Dolayısıyla hukuki mana açısından sorunlu hukuki icra açısından yok hükmünde olan AYM çoğunluk kararının gerekçesine bakarak bir takım sonuçlar çıkarmaya çalışmak veya çağrılar yapmak beyhude çabadır.
En azından şuna dikkat edilmesi gerekir, gerekçe hüküm değildir. Gerekçenin tek başına hiç bir icrai etkisi olmaz.

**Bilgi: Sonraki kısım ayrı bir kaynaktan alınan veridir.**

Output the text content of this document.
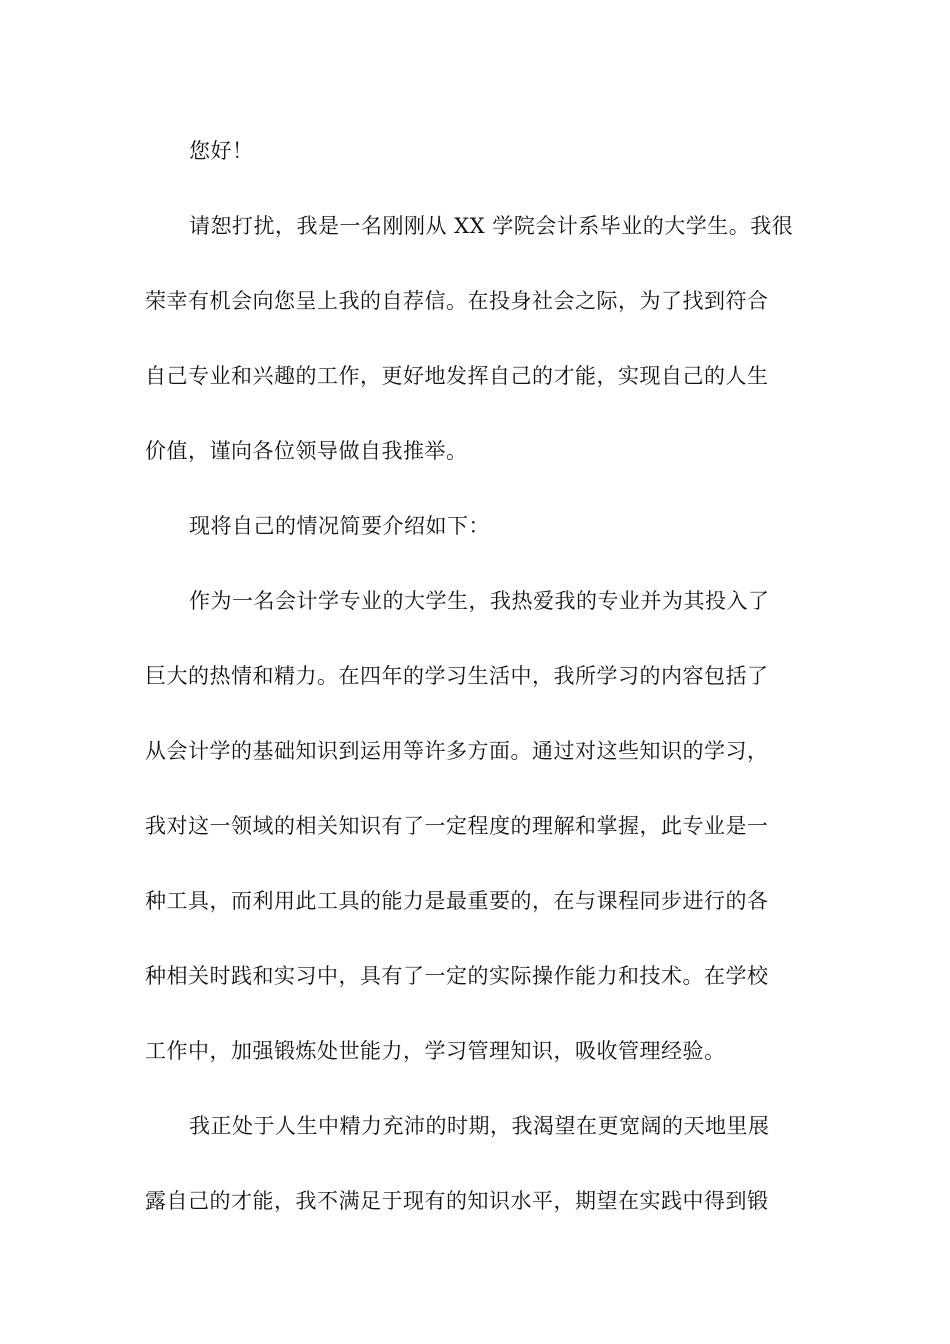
您好！

请恕打扰，我是一名刚刚从 XX 学院会计系毕业的大学生。我很
荣幸有机会向您呈上我的自荐信。在投身社会之际，为了找到符合
自己专业和兴趣的工作，更好地发挥自己的才能，实现自己的人生
价值，谨向各位领导做自我推举。

现将自己的情况简要介绍如下：

作为一名会计学专业的大学生，我热爱我的专业并为其投入了
巨大的热情和精力。在四年的学习生活中，我所学习的内容包括了
从会计学的基础知识到运用等许多方面。通过对这些知识的学习，
我对这一领域的相关知识有了一定程度的理解和掌握，此专业是一
种工具，而利用此工具的能力是最重要的，在与课程同步进行的各
种相关时践和实习中，具有了一定的实际操作能力和技术。在学校
工作中，加强锻炼处世能力，学习管理知识，吸收管理经验。

我正处于人生中精力充沛的时期，我渴望在更宽阔的天地里展
露自己的才能，我不满足于现有的知识水平，期望在实践中得到锻
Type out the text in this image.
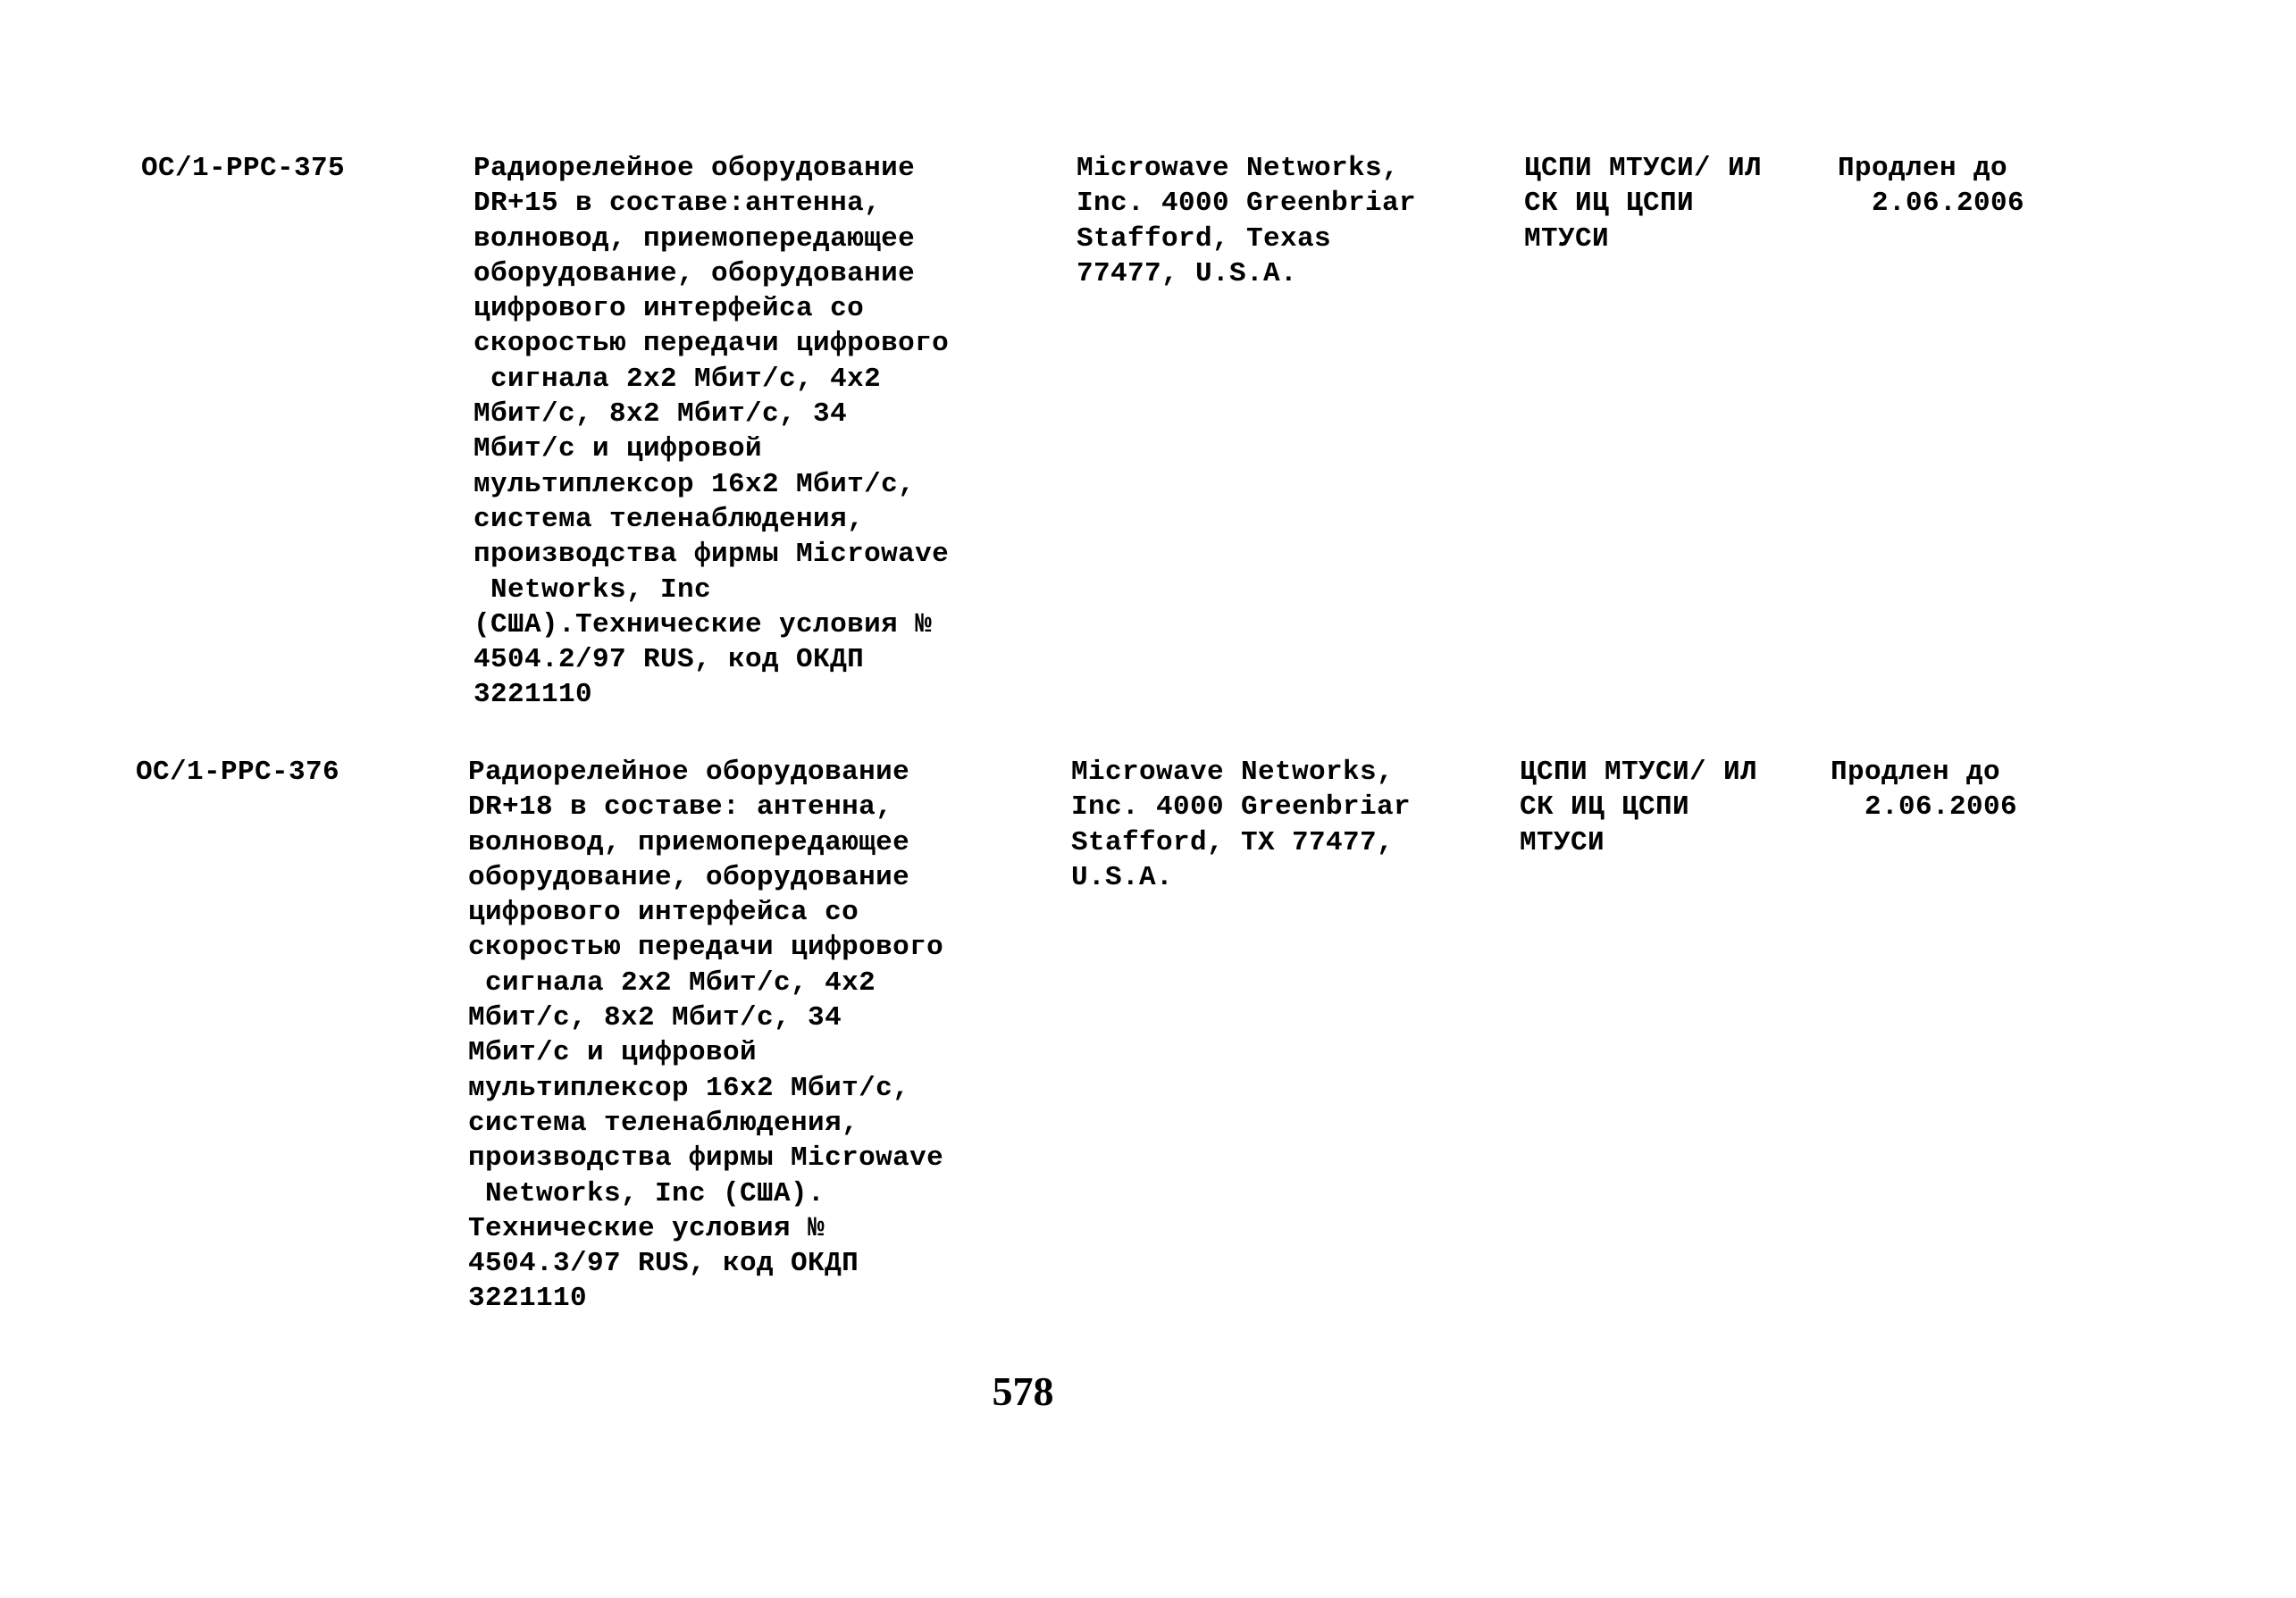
OC/1-PPC-375	Радиорелейное оборудование
DR+15 в составе:антенна,
волновод, приемопередающее
оборудование, оборудование
цифрового интерфейса со
скоростью передачи цифрового
сигнала 2х2 Мбит/с, 4х2
Мбит/с, 8х2 Мбит/с, 34
Мбит/с и цифровой
мультиплексор 16х2 Мбит/с,
система теленаблюдения,
производства фирмы Microwave
Networks, Inc
(США).Технические условия №
4504.2/97 RUS, код ОКДП
3221110
Microwave Networks,
Inc. 4000 Greenbriar
Stafford, Texas
77477, U.S.A.
ЦСПИ МТУСИ/ ИЛ
СК ИЦ ЦСПИ
МТУСИ
Продлен до
2.06.2006
OC/1-PPC-376	Радиорелейное оборудование
DR+18 в составе: антенна,
волновод, приемопередающее
оборудование, оборудование
цифрового интерфейса со
скоростью передачи цифрового
сигнала 2х2 Мбит/с, 4х2
Мбит/с, 8х2 Мбит/с, 34
Мбит/с и цифровой
мультиплексор 16х2 Мбит/с,
система теленаблюдения,
производства фирмы Microwave
Networks, Inc (США).
Технические условия №
4504.3/97 RUS, код ОКДП
3221110
Microwave Networks,
Inc. 4000 Greenbriar
Stafford, TX 77477,
U.S.A.
ЦСПИ МТУСИ/ ИЛ
СК ИЦ ЦСПИ
МТУСИ
Продлен до
2.06.2006
578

Bu nedenle konuya iyi çalışmadan aceleyle hatalı ve yanlış mesajlar atmamaya özen gösterilmesi gerekir.
NE OLMUŞTU?
Resmi Gazete’de yayımlanan AYM kararına göre; Gezi davasından 18 yıl hapis cezasına mahkum edilen TİP Hatay Milletvekili Şerafettin Can Atalay’ın milletvekilliğinin düşürülmesiyle ilgili kararın 'yok hükmünde' olduğu belirtildi.
Kararda, şu ifadeler yer aldı:
"Türkiye Büyük Millet Meclisi Genel Kurulunun 30/1/2024 tarihli 54. Birleşiminde Yargıtay 3. Ceza Dairesinin 3/1/2024 tarihli ve E.2023/12611, Değişik İş. 2024/1 sayılı kararının ekte gönderildiğine dair anılan Daire Başkanlığı yazısının okunması suretiyle Hatay Milletvekili Şerafettin Can Atalay'ın milletvekilliğinin düşmesinin yok hükmünde olduğunun tespiti hakkında 22/2/2024 tarihli ve E.2024/43, K.2024/65 sayılı kararla karar verilmesine yer olmadığına karar verildiğinden, bu tespite ilişkin yürürlüğün durdurulması talebi hakkında karar verilmesine yer olmadığına 22/2/2024 tarihinde oybirliğiyle karar verilmiştir."